Introduction

The translocation of animals to islands has been an important human adaptive strategy even before the development of domestication1. Live animals are transported for numerous reasons including as future food resources, for their by-products, which can include bones, teeth, fibre, or dung, or for their cultural/spiritual or ritual importance. Often sizable challenges and obstacles had to be overcome to transport larger animals across considerable water gaps, emphasizing the cultural importance of these translocated animals. The enigmatic camelids of Isla Mocha, an island located approximately 35 km off the coast in the Arauco region of South Central Chile, are an example of such a challenging translocation of animals.
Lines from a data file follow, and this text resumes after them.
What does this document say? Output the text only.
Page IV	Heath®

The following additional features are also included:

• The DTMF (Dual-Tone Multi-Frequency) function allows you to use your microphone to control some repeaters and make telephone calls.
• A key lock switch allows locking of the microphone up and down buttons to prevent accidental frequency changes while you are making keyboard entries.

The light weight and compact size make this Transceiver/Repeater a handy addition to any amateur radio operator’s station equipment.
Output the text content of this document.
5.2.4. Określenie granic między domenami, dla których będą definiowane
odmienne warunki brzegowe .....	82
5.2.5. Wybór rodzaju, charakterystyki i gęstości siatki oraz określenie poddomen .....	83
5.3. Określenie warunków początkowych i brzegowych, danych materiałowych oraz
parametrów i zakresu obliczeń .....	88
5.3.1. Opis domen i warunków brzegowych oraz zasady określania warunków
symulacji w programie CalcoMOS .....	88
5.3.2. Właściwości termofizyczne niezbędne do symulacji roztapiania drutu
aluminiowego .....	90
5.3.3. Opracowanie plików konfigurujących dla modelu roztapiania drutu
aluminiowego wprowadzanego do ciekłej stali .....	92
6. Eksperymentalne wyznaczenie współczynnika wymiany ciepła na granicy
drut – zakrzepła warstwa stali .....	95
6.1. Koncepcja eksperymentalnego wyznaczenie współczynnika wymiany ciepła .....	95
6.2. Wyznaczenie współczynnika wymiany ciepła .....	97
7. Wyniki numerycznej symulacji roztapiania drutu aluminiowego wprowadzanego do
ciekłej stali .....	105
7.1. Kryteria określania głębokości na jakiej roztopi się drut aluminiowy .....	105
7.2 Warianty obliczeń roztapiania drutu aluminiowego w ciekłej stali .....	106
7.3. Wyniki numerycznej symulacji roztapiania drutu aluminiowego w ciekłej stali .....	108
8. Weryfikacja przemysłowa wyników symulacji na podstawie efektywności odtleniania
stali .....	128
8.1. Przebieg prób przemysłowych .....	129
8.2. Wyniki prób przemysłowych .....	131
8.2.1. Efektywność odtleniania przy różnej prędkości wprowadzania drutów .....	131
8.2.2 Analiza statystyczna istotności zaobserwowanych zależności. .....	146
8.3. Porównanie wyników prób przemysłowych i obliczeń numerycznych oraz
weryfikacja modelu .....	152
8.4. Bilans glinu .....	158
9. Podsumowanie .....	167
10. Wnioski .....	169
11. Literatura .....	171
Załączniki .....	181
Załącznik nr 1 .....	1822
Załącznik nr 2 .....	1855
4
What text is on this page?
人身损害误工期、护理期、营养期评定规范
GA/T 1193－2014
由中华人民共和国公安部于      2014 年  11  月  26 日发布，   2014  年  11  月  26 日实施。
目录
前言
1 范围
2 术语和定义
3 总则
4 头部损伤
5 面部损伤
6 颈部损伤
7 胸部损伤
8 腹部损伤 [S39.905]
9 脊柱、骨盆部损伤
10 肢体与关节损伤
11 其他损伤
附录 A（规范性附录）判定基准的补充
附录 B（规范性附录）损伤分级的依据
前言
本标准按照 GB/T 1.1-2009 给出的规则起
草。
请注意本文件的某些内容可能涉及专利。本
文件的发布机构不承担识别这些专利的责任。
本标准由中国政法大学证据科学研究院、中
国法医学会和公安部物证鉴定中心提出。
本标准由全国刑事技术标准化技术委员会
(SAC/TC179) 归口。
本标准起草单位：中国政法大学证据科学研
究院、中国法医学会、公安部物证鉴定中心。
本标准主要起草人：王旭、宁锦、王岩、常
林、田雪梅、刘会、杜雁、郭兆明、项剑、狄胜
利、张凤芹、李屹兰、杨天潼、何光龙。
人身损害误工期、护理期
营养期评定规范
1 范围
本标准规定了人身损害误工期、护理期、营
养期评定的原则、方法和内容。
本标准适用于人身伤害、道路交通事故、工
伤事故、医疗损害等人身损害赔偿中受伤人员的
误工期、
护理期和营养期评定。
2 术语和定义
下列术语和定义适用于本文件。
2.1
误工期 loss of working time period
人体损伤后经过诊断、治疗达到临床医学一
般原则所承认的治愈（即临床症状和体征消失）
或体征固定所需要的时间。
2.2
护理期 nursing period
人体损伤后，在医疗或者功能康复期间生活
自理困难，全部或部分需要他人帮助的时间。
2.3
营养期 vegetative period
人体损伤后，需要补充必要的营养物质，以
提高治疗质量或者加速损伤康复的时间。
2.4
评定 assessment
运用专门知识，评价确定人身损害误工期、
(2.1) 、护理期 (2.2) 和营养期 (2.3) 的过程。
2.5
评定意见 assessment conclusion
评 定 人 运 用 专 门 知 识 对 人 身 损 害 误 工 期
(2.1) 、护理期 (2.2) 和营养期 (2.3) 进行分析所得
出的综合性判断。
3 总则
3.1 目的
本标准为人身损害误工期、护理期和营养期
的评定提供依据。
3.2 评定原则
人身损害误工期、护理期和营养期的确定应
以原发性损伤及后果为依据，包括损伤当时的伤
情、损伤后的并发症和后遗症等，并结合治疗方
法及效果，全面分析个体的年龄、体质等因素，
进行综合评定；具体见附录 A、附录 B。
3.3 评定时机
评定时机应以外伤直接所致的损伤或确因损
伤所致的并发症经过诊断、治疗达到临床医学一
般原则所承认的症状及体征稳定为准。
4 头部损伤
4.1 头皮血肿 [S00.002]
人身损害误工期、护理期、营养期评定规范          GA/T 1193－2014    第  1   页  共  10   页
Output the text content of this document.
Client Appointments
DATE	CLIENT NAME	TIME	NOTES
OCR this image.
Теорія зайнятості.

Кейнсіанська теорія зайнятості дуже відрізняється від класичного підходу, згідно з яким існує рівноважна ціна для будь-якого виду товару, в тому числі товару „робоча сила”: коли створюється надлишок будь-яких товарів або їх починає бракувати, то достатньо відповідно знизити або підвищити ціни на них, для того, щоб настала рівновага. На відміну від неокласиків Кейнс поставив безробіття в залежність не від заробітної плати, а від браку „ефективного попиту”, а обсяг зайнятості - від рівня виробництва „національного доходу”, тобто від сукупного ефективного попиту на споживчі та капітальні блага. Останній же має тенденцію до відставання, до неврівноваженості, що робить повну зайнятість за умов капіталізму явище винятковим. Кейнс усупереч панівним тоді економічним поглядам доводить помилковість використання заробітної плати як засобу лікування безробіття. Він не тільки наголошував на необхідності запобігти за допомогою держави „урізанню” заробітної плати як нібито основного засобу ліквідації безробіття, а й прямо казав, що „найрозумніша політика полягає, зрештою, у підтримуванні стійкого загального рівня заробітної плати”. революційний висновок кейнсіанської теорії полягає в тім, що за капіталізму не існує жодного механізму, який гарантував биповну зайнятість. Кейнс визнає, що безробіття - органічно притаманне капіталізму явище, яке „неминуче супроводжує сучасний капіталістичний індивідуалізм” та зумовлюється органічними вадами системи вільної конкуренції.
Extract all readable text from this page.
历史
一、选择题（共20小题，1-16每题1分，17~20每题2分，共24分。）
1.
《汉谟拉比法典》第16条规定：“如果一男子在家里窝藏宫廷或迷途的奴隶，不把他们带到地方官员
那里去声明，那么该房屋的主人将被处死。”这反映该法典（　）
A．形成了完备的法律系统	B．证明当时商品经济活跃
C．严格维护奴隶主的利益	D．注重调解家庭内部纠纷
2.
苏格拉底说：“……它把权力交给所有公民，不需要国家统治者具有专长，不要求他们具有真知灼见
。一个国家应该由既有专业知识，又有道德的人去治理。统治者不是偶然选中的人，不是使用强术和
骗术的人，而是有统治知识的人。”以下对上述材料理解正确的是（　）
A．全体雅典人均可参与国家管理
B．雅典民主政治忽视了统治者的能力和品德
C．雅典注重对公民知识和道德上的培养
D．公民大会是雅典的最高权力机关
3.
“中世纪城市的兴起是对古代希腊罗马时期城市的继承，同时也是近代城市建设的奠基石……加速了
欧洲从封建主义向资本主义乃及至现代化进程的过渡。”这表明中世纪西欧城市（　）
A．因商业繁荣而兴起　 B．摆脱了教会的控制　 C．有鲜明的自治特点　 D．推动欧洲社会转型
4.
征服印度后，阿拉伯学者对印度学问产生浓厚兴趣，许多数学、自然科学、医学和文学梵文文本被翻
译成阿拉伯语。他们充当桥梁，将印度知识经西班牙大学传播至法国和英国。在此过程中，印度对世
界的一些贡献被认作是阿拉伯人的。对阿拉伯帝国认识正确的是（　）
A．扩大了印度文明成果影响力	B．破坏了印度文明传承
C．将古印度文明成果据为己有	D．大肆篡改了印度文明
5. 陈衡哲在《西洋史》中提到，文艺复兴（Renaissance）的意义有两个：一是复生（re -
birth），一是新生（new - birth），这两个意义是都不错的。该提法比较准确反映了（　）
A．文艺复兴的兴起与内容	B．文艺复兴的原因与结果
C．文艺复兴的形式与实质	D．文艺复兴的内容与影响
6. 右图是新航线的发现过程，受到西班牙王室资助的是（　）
Isla Mocha has not been connected to the mainland since it rose above sea level during the Pleistocene, and it has no native large land mammals2,3. The earliest human occupation of the island is dated to about 3500 years ago and evidence of permanent occupation dates from about 1500 years ago4,5. Archaeological excavations on Isla Mocha have provided a large number of bone artifacts made of large mammal bones such as cetaceans, pinnipeds and camelids. Camelid bones make up the majority of the mammal remains in archaeological sites on the island. The large numbers of camelid remains present in archaeological sites on Isla Mocha suggest animals were likely living there from the time of permanent occupation. It is generally accepted that they were culturally important, used for ritual sacrifice, with the meat only consumed on special occasions2. Thus, live animals had to be translocated from the mainland to the island. The 35 km crossing from the mainland to Isla Mocha is a dangerous one, particularly in the winter time. Modern kayakers claim that the crossing from Tirua, the closest launching site on the mainland, to the island takes approximately 7 hours2. Transporting live camelids to Isla Mocha would have been particularly difficult and thus may have been a rare occurrence.

The origin and taxonomy of the Mocha camelids has been a matter of debate2. Early European descriptions of the island’s resources, including that of van Speilbergen in 1615, describe the presence of sheep or odd looking camel like creatures: “sheep of a very wonderful shape, having a very long neck and a hump like a camel, a hare lip and very long legs”6. These animals were referred to as “chilihueque6.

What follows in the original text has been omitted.